My brother had this question for a homework assignment in calculus. The question speaks for itself and seems easy enough to solve. However, it seems that the midpoint approximation here is incorrect. My understanding is that midpoint approximation is the average of the lower and upper approximations, but the answers presented in these examples do not hold true with that.
I chose these examples specifically because they only differ in two values (both of which are the larger in the second example), and have the same solution for the midpoint approximation.
What I am asking for is either an explanation of what we've been doing wrong or, in the case that the system is wrong, a method to find its solution rather than our own. Thanks all
Best Answer
The average of the left and right endpoint estimates, sometimes called $L_n$ and $R_n$ respectively, is actually the same as the trapezoid estimate, called sometimes $T_n$, which is based on drawing trapezoidal slabs based on the values of the function at the two endpoints.
One would not expect the midpoint rule $M_n$ to agree in general with any of the above, since it uses sample values of the function at the midpoints of the subintervals, and those values are independent (in general) of the values of the function at the endpoints of the subintervals.

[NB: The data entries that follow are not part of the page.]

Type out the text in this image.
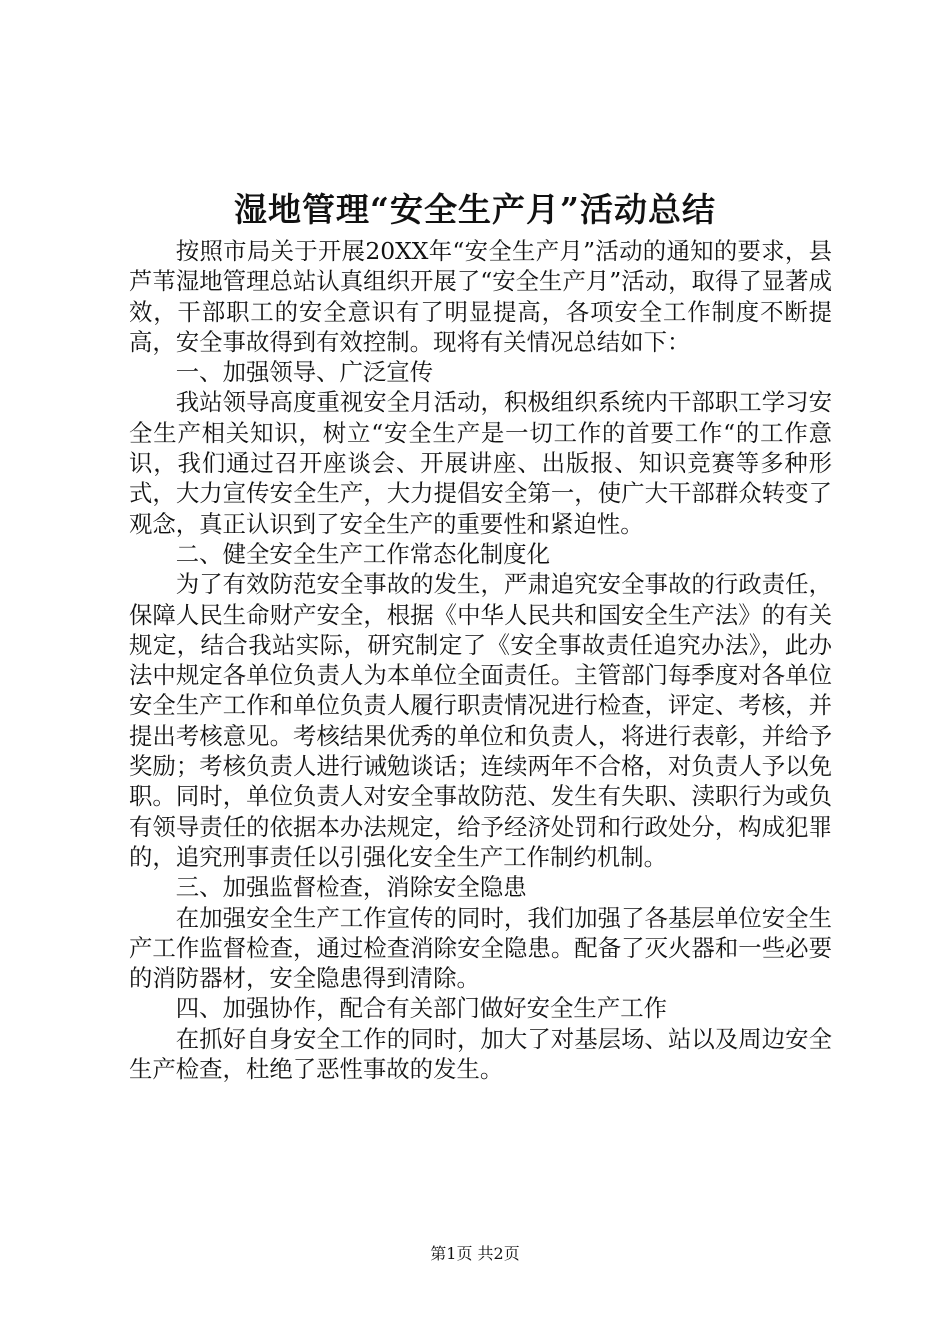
湿地管理“安全生产月”活动总结

按照市局关于开展20XX年“安全生产月”活动的通知的要求，县芦苇湿地管理总站认真组织开展了“安全生产月”活动，取得了显著成效，干部职工的安全意识有了明显提高，各项安全工作制度不断提高，安全事故得到有效控制。现将有关情况总结如下：

一、加强领导、广泛宣传

我站领导高度重视安全月活动，积极组织系统内干部职工学习安全生产相关知识，树立“安全生产是一切工作的首要工作“的工作意识，我们通过召开座谈会、开展讲座、出版报、知识竞赛等多种形式，大力宣传安全生产，大力提倡安全第一，使广大干部群众转变了观念，真正认识到了安全生产的重要性和紧迫性。

二、健全安全生产工作常态化制度化

为了有效防范安全事故的发生，严肃追究安全事故的行政责任，保障人民生命财产安全，根据《中华人民共和国安全生产法》的有关规定，结合我站实际，研究制定了《安全事故责任追究办法》，此办法中规定各单位负责人为本单位全面责任。主管部门每季度对各单位安全生产工作和单位负责人履行职责情况进行检查，评定、考核，并提出考核意见。考核结果优秀的单位和负责人，将进行表彰，并给予奖励；考核负责人进行诫勉谈话；连续两年不合格，对负责人予以免职。同时，单位负责人对安全事故防范、发生有失职、渎职行为或负有领导责任的依据本办法规定，给予经济处罚和行政处分，构成犯罪的，追究刑事责任以引强化安全生产工作制约机制。

三、加强监督检查，消除安全隐患

在加强安全生产工作宣传的同时，我们加强了各基层单位安全生产工作监督检查，通过检查消除安全隐患。配备了灭火器和一些必要的消防器材，安全隐患得到清除。

四、加强协作，配合有关部门做好安全生产工作

在抓好自身安全工作的同时，加大了对基层场、站以及周边安全生产检查，杜绝了恶性事故的发生。

第1页 共2页
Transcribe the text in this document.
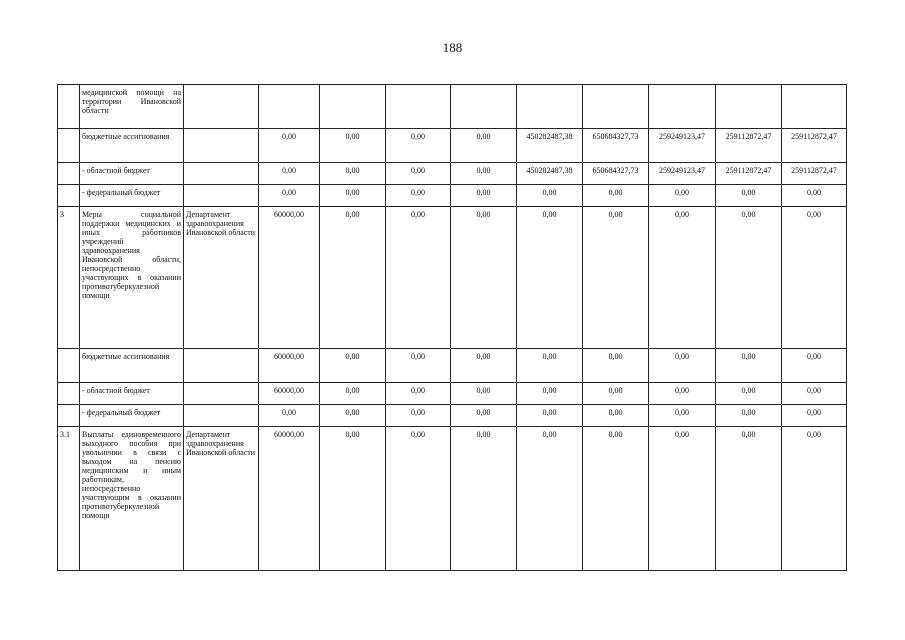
188
	медицинской помощи на территории Ивановской области										
	бюджетные ассигнования		0,00	0,00	0,00	0,00	450282487,38	650684327,73	259249123,47	259112872,47	259112872,47
	- областной бюджет		0,00	0,00	0,00	0,00	450282487,38	650684327,73	259249123,47	259112872,47	259112872,47
	- федеральный бюджет		0,00	0,00	0,00	0,00	0,00	0,00	0,00	0,00	0,00
3	Меры социальной поддержки медицинских и иных работников учреждений здравоохранения Ивановской области, непосредственно участвующих в оказании противотуберкулезной помощи	Департамент здравоохранения Ивановской области	60000,00	0,00	0,00	0,00	0,00	0,00	0,00	0,00	0,00
	бюджетные ассигнования		60000,00	0,00	0,00	0,00	0,00	0,00	0,00	0,00	0,00
	- областной бюджет		60000,00	0,00	0,00	0,00	0,00	0,00	0,00	0,00	0,00
	- федеральный бюджет		0,00	0,00	0,00	0,00	0,00	0,00	0,00	0,00	0,00
3.1	Выплаты единовременного выходного пособия при увольнении в связи с выходом на пенсию медицинским и иным работникам, непосредственно участвующим в оказании противотуберкулезной помощи	Департамент здравоохранения Ивановской области	60000,00	0,00	0,00	0,00	0,00	0,00	0,00	0,00	0,00
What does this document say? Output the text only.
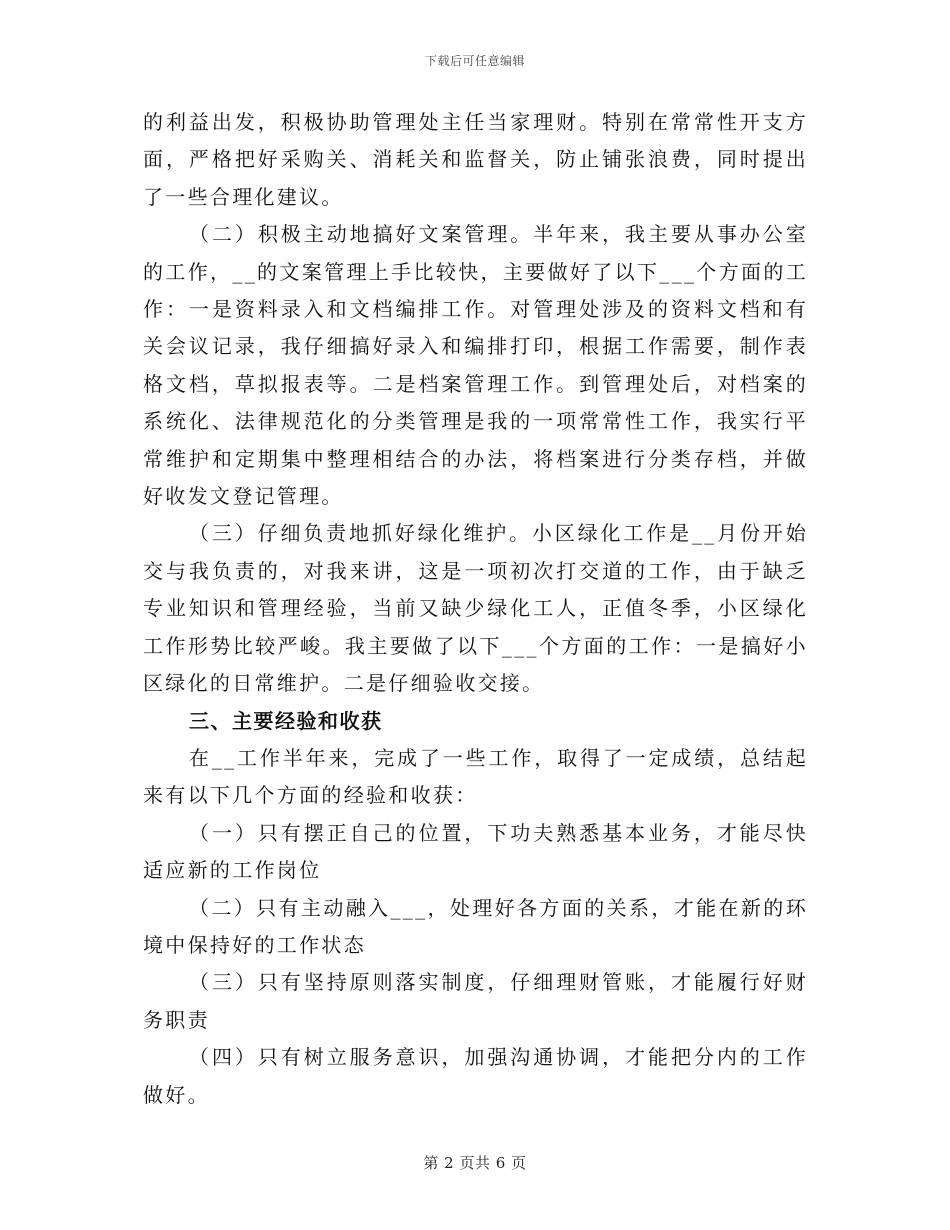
下载后可任意编辑

的利益出发，积极协助管理处主任当家理财。特别在常常性开支方面，严格把好采购关、消耗关和监督关，防止铺张浪费，同时提出了一些合理化建议。

（二）积极主动地搞好文案管理。半年来，我主要从事办公室的工作，__的文案管理上手比较快，主要做好了以下___个方面的工作：一是资料录入和文档编排工作。对管理处涉及的资料文档和有关会议记录，我仔细搞好录入和编排打印，根据工作需要，制作表格文档，草拟报表等。二是档案管理工作。到管理处后，对档案的系统化、法律规范化的分类管理是我的一项常常性工作，我实行平常维护和定期集中整理相结合的办法，将档案进行分类存档，并做好收发文登记管理。

（三）仔细负责地抓好绿化维护。小区绿化工作是__月份开始交与我负责的，对我来讲，这是一项初次打交道的工作，由于缺乏专业知识和管理经验，当前又缺少绿化工人，正值冬季，小区绿化工作形势比较严峻。我主要做了以下___个方面的工作：一是搞好小区绿化的日常维护。二是仔细验收交接。

三、主要经验和收获

在__工作半年来，完成了一些工作，取得了一定成绩，总结起来有以下几个方面的经验和收获：

（一）只有摆正自己的位置，下功夫熟悉基本业务，才能尽快适应新的工作岗位

（二）只有主动融入___，处理好各方面的关系，才能在新的环境中保持好的工作状态

（三）只有坚持原则落实制度，仔细理财管账，才能履行好财务职责

（四）只有树立服务意识，加强沟通协调，才能把分内的工作做好。

第 2 页共 6 页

ADDED: I see now what they did in the "midpoint rule" calculation. For it they actually used three intervals of length $2$, so that the values at the midpoints are actually on the table of values given, and are (from left to right) the numbers $8,38,56$ with a sum of $102$, which must be multiplied by the subinterval length of $2$ to get the answer of $204$ as stated in the printout. (By the way I had to zoom in a bit to see that.)